KINGMAN - The City Council has seven months to convince residents that they need to vote for the first primary property tax paid in Kingman in 35 years.
The Council voted 6-1 to do two things at Tuesday's meeting. One was to extend by 18 months the sunset date of a half-cent sales tax bump the Council approved in 2013, which was set to expire June 30, until Dec. 31, 2017.
The second was to embark on an extensive public education campaign before voters decide the primary property tax question in a special election that would take place in May - at an estimated cost of between $100,000 and $120,000, according to City Clerk Sydney Muhle.
City staff recommended the Council make the temporary sales tax permanent, but six of seven members of the Council, led by Councilman Larry Carver, decided to let voters decide the issue.
"There's nothing more permanent than a temporary tax," said Carver. He said many people who rent homes or business space in Kingman rent from non-residents who "do nothing for us."
Carver said he wanted to educate the public on the tax, why it is necessary and how citizens and the city would benefit.
Councilman Mark Abram said he tended to agree with Carver, saying the implementation of a primary property tax would be the "most efficient" way to collect close to $3 million, which is about what the half-cent sales tax earns, and he suggested extending the sales tax sunset deadline.
Councilwoman Jen Miles, in speaking to the city's need to recruit good employees, said it was a "regional truth" Kingman has to compete for workers, which can be difficult when you have only "one knob to turn."
Here's what people would pay, as a ballpark figure, to raise roughly $3 million per year. A home with an assessed value of $100,000 would be obligated for $170 a year, or less than $15 per month.
"That's the kind of education that's important," said Miles. "Is it not worth $15 a month to know an ambulance will show up?"
It is probable the Council would make the half-cent increase permanent if voters turn down the property tax. The only other possible option would be to ask voters to approve a fire district and let the Kingman Fire Department, which is currently a city-ran entity, stand on its own. Either way, home and business owners, and those who rent, would have a tax to pay.
Whether the funding comes from sales or property or fire district taxes, it will be dedicated to public safety, which takes 56 percent of the city's general fund revenue in fiscal year 2015-2016 ending June 30.
Council members voted to extend the sunset date until the end of 2017 due to timing.

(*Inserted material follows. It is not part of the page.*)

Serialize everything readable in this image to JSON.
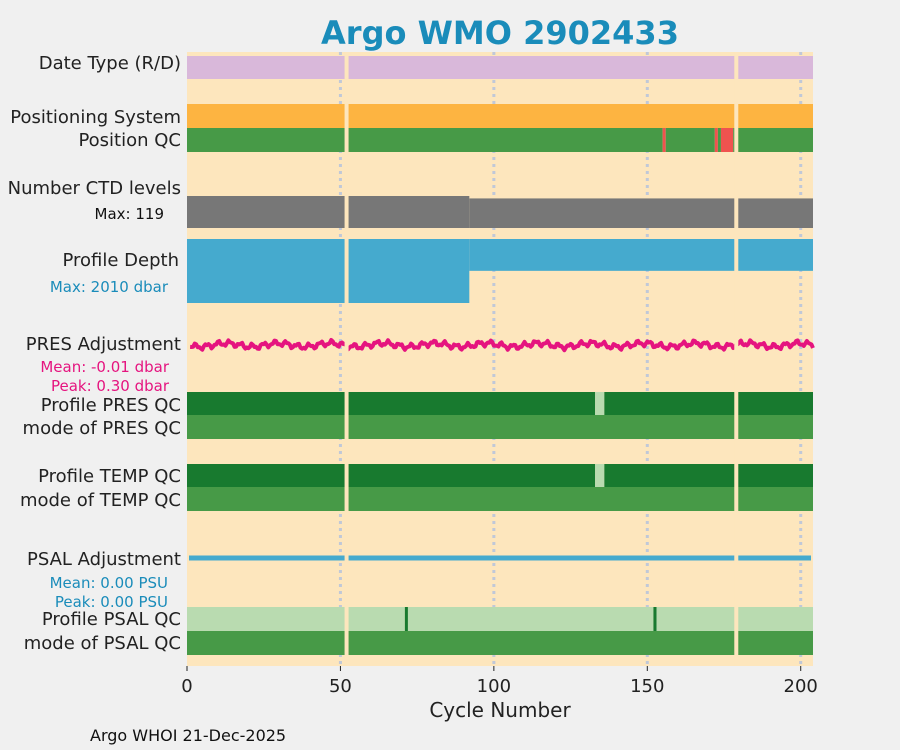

If voters approve the rooftop tax next May, the revenue would not come into city coffers until 2018.
The Council knows the effort to educate residents will be massive, but after two years of giving little more than lip service to finding a permanent and stable revenue stream in the face of persistently dwindling revenue, the Council decided to put the issue in voters' hands.
Carver recalled the entire point of approving the half-cent increase in 2013 was to use it as a revenue bridge until the Council could identify a permanent revenue stream that would relieve the city of its sole reliance on sales taxes to fund services such as police and fire, parks and recreation - which takes14 percent of general fund expenditures - and streets.
Councilwoman Carole Young cast the lone no vote, because she didn't think the Council should extend the sunset date. In fact, Young didn't vote for the half-cent increase in 2013, she said, because she "knew we wouldn't work on a permanent solution."
She also said the city had until 2017 to find a stable and perennial revenue stream, and that there would be enough revenue left after the June 30 expiration to sustain the city through the rest of the year.
Mayor Richard Anderson, however, noted that what the city earned in 2015 was "about what we earned in 2006, and the half cent got us there." Anderson also said the city has grown by about 2,000 people since 2013 and that it has annexed land.
He said voters who will decide the property tax question must be educated, saying some people think they already pay a primary property tax to the city. That hasn't happened since 1980, when the Council in office at the time permanently abolished the tax during a time of high employment and significant sales tax revenue.
The Great Recession had a serious impact on city revenue because sales tax went down at the same time the state kept for itself millions of dollars in gas taxes, lottery money and other sources of revenue normally sent back to cities.
Anderson said part of the education initiative would focus on explaining the current taxing structure in Kingman compared to other Arizona cities and towns.
There are 91 of them that belong to the Arizona League of Cities and Towns. Of those, 65 have a higher sales tax rate than Kingman - and they, unlike Kingman, also tax food purchases. Fifty-one have the same 2.5 percent sales tax rate as Kingman, or higher.
Anderson also noted that Bullhead City and Lake Havasu City charge only 2 percent for sales tax, but Lake Havasu has a property tax. Bullhead City doesn't have a property tax, but neither does it have to fund a fire department.
Residents Herberta Schroeder and Harley Pettit urged the Council to make the half-cent increase permanent. Pettit suggested they increase it another half-cent and make the tax an even 9 percent in total, with a downward tier system for high-dollar purchases such as vehicles.